Ali, ele convida um violeiro. Tocando uma moda de viola, abrem com uma narrativa belíssima que não me atreverei a dizer. Uma rítmica rima que espanca sorrindo com uma realidade para mim – caipira do interior – familiar e distante. Porque mais do que uma história que eu possa transcrever, o que me fica é a vontade daquele violeiro. Daquele menino da porteira ou daquele velho do bar de que o final da história deveria e vai mudar. E que Margarida, Rosa ou Maria não deveriam morrer e que no chão de terra as flores com sangue de feminicídios, seja de quais naturezas forem, não precisam ser mais regadas. A sensibilidade desse ato pode e deve escorrer simbolicamente para todo o decorrer da evolução dramatúrgica da obra.

Com o passar da narrativa, Junior – ainda com medo de assumir que sua obra é uma obra – nos explica que vai começar a segunda parte e então insere um saco de pancadas no meio do palco. Muito sem jeito, começa a falar dando socos no saco de pancadas. Toda vez que Lima se sente desconfortável em cena, fala sobre isso. Talvez porque depois de abrir o jogo se sinta menos desconfortável, talvez só porque esteja sentindo mesmo e fala. Então fala… fala… e quando vimos a narrativa já está tão violenta, e as repetições do socos no saco de pancada já tornou tal ação orgânica e também próxima.

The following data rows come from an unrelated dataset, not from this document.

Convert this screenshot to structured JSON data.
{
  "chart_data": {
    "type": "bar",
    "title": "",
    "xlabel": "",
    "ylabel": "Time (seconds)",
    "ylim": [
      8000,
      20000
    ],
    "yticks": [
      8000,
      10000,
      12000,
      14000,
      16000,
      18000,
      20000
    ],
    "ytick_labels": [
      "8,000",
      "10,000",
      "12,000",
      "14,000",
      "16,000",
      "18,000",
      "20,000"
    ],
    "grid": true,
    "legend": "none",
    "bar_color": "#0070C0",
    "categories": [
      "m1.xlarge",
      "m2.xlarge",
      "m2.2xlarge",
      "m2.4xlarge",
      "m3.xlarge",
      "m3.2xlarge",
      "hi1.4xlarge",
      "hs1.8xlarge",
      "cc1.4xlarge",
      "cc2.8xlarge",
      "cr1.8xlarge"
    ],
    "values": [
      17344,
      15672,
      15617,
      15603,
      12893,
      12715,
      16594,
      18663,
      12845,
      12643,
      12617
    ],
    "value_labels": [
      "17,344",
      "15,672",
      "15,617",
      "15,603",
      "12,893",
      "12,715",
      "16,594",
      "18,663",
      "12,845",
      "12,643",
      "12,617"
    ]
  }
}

Não é mais o garoto que se esquiva da verdade para demonstrar falta de intimidade com a violência. Ele agora agride porque se lembra de ser agredido. Lembra e narra os socos de seu pai em em sua mãe dentro do box do banheiro onde sua avó o banhava. Essa cena parece representar uma violência ancestral e estrutural nessa família; no sentido da família brasileira. Praticamente três gerações ali reunidas, no cômodo mais íntimo, o banheiro. Talvez só consigamos contar essa cena com alguma possibilidade do olhar artístico porque do chuveiro escorria água. Água corrente sempre leva e traz as coisas. E prefiro que essa narrativa venha, mas também vá. Vá e suma com toda essa água. Escorra pelo ralo.

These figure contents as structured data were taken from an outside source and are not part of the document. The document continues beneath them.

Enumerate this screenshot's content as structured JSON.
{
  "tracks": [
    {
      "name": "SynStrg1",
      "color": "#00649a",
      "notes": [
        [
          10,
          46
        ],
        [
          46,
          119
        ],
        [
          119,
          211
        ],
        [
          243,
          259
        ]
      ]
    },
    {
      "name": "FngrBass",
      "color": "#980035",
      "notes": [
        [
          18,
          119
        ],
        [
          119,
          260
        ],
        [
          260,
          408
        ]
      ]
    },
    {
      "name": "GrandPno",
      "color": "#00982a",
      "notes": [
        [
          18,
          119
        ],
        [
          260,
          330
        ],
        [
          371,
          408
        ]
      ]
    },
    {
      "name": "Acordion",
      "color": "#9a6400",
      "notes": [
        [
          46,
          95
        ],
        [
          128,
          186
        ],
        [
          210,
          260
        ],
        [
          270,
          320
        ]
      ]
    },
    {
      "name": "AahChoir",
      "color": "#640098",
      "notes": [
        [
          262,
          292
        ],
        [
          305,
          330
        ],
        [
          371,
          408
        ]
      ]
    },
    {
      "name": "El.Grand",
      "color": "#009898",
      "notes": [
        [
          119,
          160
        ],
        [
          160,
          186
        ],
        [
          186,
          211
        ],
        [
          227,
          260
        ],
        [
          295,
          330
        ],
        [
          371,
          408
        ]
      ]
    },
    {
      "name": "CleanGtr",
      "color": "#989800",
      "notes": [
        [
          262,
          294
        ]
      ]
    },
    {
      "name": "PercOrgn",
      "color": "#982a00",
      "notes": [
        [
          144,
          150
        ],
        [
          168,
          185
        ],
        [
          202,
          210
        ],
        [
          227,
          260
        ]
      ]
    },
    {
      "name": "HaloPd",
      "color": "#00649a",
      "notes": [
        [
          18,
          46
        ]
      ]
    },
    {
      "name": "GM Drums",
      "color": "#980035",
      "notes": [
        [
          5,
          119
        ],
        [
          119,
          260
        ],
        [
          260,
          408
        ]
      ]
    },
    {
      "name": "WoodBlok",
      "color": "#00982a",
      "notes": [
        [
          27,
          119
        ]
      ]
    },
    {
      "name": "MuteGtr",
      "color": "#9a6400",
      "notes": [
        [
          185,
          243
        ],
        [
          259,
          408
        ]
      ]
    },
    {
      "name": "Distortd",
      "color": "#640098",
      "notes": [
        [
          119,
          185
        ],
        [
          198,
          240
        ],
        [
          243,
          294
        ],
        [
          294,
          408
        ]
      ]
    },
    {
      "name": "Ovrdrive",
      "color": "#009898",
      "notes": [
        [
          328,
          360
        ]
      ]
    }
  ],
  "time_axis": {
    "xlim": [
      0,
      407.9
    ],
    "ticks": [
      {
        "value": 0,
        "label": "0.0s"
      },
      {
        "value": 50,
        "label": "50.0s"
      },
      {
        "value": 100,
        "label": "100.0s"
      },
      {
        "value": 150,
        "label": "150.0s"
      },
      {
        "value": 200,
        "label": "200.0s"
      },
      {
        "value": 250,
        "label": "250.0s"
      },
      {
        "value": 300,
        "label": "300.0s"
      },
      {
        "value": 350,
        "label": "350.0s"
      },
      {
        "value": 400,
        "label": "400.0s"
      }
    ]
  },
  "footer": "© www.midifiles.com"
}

Sem dúvidas é esse o sentimento do ator, autor, performer e depoente. Ele deseja que tudo vá. Num gesto de humildade e coragem – além de certo “abramoviquismo” – abre o terceiro ato convidando as pessoas a cortarem o seu cabelo e conversarem sobre suas memórias de pais, de masculinos, de vidas e de gente. O que tenho a dizer sobre essa parte? Que seu cabelo ficou lindo. Que todos que cortaram seu cabelo entraram tão organicamente na cena que poderia jurar que era combinado. E que eu ficaria ali ouvindo aquelas pessoas até você ficar careca.

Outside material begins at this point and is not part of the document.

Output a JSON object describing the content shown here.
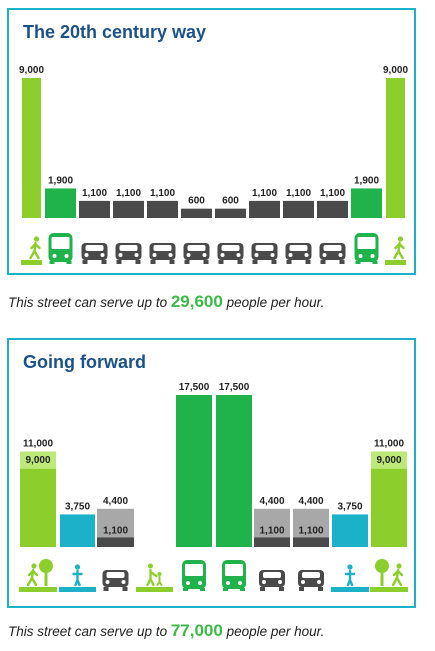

Você me lembrou de roça, de macho, de cabelo de karatê. Me lembro das rosas, dos rodeios, dos primos e do futebol. Me lembrou de que o Teatro está vivo, e que se não podemos mais fazer Teatro para cinco mil pessoas como na Grécia, fazemos para cinco aí no Nanoteatro.

*Manfrin Manfrin é mestra em Artes Cênicas pela USP na área de Teoria e Prática do Teatro. É dramaturga, performer, atriz, diretora, arteducadora e pedagoga de gênero. É formada em Artes Cênicas e Interpretação Teatral pela UnB e Direção Teatral pela UFBA. Defendeu este ano sua pesquisa de mestrado intitulada “Práxis Queer da cena: Percurso de corpos travestigêneres e trans não Binários nas artes cênicas contemporâneas brasileiras” sob orientação do estudioso de Teatro e Gênero Prof. Dr. Ferdinando Martins, professor da USP. É auto das obras autobiográfica “fRuTaS&tRaNs-GRESSÃO. Histórias para Tangerinas e Cavalas-Marinhos.”(2018); “COCO!” (2019); “FURA! ou um objeto de penetração!” (2020) e “Cartas Para(Ti)” (2021).